Have you noticed DGRI lately? They have leased the old Minnie Moore mine in Idaho and have found a rich vein of galena very, very high in silver. It looks DGRI days in the desert may be ending. I've been long in this company for about a year. It's well worth some research.
It is no problem at all to buy Canadian stocks using your existing broker. These stocks all have a corresponding Pink Sheet( or called Contract For Difference) that Americans(USD holders) can use to buy these companies. In the I-box above you will see the appropriate Pink sheet symbol located next to each stock.
Usually if you just type the name of the company in say, scottrade or etrade, the pink sheet will automatically come up.
These stocks are by no means the only stocks I would recommend but are some safe ones with great upside potential, I will be adding many more to come.

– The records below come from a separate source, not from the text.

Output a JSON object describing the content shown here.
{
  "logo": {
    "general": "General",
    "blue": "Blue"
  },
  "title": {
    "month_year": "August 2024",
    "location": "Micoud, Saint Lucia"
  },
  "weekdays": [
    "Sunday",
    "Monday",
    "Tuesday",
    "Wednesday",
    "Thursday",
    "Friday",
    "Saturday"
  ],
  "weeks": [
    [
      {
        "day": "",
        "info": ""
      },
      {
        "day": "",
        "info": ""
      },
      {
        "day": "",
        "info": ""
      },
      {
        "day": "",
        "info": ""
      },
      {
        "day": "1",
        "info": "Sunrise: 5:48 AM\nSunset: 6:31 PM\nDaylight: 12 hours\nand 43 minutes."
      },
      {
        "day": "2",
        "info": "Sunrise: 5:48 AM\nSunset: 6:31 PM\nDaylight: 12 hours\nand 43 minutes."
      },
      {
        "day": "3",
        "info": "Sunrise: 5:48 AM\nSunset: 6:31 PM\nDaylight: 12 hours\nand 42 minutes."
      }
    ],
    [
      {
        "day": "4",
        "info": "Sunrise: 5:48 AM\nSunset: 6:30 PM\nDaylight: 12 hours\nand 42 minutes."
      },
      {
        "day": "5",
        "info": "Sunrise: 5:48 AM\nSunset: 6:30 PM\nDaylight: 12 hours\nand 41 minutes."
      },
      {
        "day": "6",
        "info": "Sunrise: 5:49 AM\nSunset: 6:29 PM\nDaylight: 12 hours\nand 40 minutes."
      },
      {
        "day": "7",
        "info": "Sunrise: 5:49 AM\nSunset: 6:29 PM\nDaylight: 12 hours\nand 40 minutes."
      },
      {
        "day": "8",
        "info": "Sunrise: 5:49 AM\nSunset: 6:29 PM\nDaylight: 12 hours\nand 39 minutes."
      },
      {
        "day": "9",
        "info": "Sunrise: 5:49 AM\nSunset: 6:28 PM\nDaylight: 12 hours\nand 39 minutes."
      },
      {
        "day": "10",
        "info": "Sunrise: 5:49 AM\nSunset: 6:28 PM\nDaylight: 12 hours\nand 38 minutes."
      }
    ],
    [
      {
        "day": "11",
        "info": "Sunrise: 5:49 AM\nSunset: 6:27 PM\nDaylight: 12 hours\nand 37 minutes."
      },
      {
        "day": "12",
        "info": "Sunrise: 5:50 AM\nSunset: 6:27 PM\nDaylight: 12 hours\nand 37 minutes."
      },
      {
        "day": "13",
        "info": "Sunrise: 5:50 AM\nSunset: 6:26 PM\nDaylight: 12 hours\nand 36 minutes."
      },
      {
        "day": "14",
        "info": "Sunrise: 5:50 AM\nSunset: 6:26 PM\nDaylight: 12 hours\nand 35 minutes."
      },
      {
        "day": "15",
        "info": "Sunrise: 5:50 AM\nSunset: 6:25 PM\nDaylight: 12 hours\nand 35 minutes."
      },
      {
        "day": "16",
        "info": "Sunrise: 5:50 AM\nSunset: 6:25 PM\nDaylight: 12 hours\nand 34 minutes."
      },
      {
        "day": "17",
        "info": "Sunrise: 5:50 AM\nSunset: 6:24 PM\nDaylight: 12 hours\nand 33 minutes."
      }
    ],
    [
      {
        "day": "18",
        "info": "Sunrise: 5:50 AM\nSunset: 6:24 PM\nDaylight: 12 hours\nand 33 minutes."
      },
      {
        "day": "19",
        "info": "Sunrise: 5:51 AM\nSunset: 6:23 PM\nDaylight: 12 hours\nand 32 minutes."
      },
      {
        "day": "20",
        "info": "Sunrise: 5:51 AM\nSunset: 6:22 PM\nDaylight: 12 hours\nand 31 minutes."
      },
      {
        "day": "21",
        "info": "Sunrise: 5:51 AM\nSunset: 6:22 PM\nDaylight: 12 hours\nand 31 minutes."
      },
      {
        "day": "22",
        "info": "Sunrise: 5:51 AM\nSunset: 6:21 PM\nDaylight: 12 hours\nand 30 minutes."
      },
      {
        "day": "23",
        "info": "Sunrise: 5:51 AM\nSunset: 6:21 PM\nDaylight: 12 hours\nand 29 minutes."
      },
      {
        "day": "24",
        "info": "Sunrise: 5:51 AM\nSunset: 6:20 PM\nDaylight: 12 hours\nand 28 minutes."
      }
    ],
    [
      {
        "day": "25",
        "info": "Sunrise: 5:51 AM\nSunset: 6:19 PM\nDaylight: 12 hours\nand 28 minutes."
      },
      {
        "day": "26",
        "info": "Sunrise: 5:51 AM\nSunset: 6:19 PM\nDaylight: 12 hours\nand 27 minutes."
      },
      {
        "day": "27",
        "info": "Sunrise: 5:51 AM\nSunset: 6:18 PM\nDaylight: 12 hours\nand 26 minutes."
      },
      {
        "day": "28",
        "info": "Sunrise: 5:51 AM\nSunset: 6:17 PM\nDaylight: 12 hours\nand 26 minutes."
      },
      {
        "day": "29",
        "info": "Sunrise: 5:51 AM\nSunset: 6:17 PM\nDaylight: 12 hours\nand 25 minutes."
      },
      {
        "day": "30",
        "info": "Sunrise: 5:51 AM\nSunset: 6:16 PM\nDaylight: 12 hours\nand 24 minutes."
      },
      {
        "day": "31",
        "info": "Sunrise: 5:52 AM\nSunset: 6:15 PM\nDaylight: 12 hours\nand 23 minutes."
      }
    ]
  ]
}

Very enticing DD. Now for a newbie type question. I've never had occasion to trade on a Canadian exchange and don't feel like mucking around with one of my brokers to ask about fees or procedures. Can you give me some general idea of what it takes to buy a few blocks of shares. I understand there are usually hassle fees charged for odd lot sized, so I'm thinking in old fashioned 100 share blocks. Thanks for your indulgence.
BTW, this is my first evening on the board, great job. I'll be a regular.
I wouldn't own SLV on a bet!
Thanks - I've started looking at all three already.
APMEX.com is decent.
Craigslist is always an option as well as Ebay.
Perhaps take a look at Great Panther Mining, SIX CENTS. They sell one ounce rounds plus 5 and 10 ounce bars.
http://store.greatpanther.com/
Anyone have any suggestions besides Kitco for buying silver in 1 oz. bars or coins? Kitco won't ship these items to the U.S. due to limited supply.